By Christmas Day, Shiloh had adjusted to the time zone, so at 6:30am, Andrew and Shiloh hit the empty streets to allow Emerson to sleep. They wandered for three hours before Emerson emerged, recharged, and ready for the day.

Coco picked us up from our hotel and kindly insisted we go first to his favorite spot to learn how textiles are made. Emerson was so attentive as the artisan explained their process. First, they gather the animal furs, then washing them with a natural soap, brush, spin, dye and weave. It’s simple enough to explain, and remarkable to see done. The artisan showed us how to find colors from the most unexpected places, like using pomegranate seeds to create green dye and the dried and crushed fungus that grows off a cactus to make purple.

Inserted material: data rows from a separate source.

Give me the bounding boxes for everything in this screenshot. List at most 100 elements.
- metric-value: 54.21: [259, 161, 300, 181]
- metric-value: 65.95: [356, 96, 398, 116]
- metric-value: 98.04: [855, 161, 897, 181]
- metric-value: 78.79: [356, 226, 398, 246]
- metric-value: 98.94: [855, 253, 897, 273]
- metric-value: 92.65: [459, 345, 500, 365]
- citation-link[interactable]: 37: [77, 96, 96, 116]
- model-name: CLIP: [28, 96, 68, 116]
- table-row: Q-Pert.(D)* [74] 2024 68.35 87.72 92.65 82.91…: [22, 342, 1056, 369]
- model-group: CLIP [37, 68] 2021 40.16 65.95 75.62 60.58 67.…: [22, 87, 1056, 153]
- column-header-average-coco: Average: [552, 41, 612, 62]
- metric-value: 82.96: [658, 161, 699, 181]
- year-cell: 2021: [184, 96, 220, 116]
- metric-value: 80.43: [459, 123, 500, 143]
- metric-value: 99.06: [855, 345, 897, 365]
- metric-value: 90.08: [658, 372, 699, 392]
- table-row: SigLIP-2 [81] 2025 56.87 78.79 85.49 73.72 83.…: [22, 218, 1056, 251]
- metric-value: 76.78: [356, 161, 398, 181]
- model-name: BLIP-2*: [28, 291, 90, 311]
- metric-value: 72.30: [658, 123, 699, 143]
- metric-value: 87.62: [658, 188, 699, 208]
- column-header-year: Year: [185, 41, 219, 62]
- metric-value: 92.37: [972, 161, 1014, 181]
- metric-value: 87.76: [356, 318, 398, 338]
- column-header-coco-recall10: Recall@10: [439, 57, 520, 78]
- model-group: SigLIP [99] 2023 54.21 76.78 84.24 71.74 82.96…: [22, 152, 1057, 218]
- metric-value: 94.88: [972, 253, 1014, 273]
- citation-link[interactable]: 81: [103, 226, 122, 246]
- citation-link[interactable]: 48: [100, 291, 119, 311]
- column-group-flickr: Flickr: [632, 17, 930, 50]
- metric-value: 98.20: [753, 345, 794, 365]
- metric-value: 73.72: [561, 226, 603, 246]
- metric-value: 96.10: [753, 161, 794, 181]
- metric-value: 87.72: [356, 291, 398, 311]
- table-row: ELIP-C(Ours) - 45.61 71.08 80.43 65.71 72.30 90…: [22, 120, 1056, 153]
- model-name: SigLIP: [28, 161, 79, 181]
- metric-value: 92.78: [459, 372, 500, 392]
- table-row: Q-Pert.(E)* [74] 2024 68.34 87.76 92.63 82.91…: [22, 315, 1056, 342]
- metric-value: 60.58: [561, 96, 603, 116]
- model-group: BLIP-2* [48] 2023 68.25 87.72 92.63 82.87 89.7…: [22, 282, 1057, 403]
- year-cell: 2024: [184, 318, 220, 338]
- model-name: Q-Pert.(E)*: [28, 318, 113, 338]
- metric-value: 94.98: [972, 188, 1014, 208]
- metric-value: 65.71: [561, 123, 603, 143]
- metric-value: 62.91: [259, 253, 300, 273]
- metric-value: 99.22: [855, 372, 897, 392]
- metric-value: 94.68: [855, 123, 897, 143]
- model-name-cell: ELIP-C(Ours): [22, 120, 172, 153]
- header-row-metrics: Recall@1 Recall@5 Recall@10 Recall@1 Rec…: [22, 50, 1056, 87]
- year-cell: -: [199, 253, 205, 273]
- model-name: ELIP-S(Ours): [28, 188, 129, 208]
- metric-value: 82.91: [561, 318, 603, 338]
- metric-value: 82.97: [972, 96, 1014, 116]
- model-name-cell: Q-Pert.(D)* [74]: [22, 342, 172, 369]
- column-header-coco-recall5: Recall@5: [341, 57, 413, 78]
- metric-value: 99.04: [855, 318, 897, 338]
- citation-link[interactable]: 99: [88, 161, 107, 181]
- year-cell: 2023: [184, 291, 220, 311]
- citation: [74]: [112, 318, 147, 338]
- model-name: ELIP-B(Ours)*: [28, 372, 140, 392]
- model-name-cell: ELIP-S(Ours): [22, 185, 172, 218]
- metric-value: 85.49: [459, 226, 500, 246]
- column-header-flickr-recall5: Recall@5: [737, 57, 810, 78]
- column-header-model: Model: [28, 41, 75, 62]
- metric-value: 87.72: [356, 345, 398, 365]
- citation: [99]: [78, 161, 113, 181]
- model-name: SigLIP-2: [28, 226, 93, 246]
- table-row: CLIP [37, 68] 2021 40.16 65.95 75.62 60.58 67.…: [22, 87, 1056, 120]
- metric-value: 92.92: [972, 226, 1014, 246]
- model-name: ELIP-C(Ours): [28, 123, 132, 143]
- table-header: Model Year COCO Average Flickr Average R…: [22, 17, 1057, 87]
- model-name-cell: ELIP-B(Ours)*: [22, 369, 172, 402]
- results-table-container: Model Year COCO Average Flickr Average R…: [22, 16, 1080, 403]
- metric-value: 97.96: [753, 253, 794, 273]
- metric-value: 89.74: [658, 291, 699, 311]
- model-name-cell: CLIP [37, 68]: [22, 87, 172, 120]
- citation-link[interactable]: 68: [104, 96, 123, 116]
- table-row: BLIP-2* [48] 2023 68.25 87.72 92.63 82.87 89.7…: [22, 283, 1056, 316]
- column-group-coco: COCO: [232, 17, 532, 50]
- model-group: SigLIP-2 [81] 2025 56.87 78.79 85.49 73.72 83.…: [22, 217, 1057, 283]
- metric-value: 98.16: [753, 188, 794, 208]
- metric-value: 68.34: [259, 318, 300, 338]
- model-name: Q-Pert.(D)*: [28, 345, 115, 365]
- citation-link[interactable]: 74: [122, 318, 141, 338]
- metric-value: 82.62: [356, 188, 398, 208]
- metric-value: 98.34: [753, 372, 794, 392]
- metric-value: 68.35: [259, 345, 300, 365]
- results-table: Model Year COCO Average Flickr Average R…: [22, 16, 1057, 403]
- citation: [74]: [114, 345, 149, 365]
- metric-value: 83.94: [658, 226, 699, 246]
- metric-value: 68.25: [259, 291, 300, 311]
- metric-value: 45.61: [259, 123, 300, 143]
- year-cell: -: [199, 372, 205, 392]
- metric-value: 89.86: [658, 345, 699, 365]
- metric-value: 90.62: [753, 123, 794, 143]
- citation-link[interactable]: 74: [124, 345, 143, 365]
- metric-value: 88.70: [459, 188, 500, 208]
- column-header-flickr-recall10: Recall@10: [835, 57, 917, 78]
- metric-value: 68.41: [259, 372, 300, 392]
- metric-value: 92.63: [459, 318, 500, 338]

By mid-day it was back to our regularly scheduled program: a mezcal tasting. Mezcal is made from agave plants that, depending on the type, can take between 7-15 years to grow. Some agave plants can be farmed, while others are more similar to truffles and can only be cultivated in the wild. In a wildly simplified explanation, the leaves are cut from the agave leaving a huge, heavy pineapple-like plant that is cooked beneath the ground in a fire for 7-10 days, then crushed by a giant rock pulled by a mule, then double distilled (single distillation could cause blindness), then, ta-da! Mezcal! Emerson was given a juice tasting to match our collection of mezcals. Andrew learned about the different mezcal varietals, and I learned that I really only like mezcal in cocktail form. In Oaxaca, mezcal is consumed daily because “Mezcal doesn’t make you drunk. It makes you magic.”

On our way back to the hotel we stopped to see the widest tree in the world and the small town that prides itself on their tree.

At dinner that night, Emerson ate his pasta by the handful, explaining to Shiloh that he’d ordered his own food. Shiloh consumed his weight in octopus, and we all went to bed happy.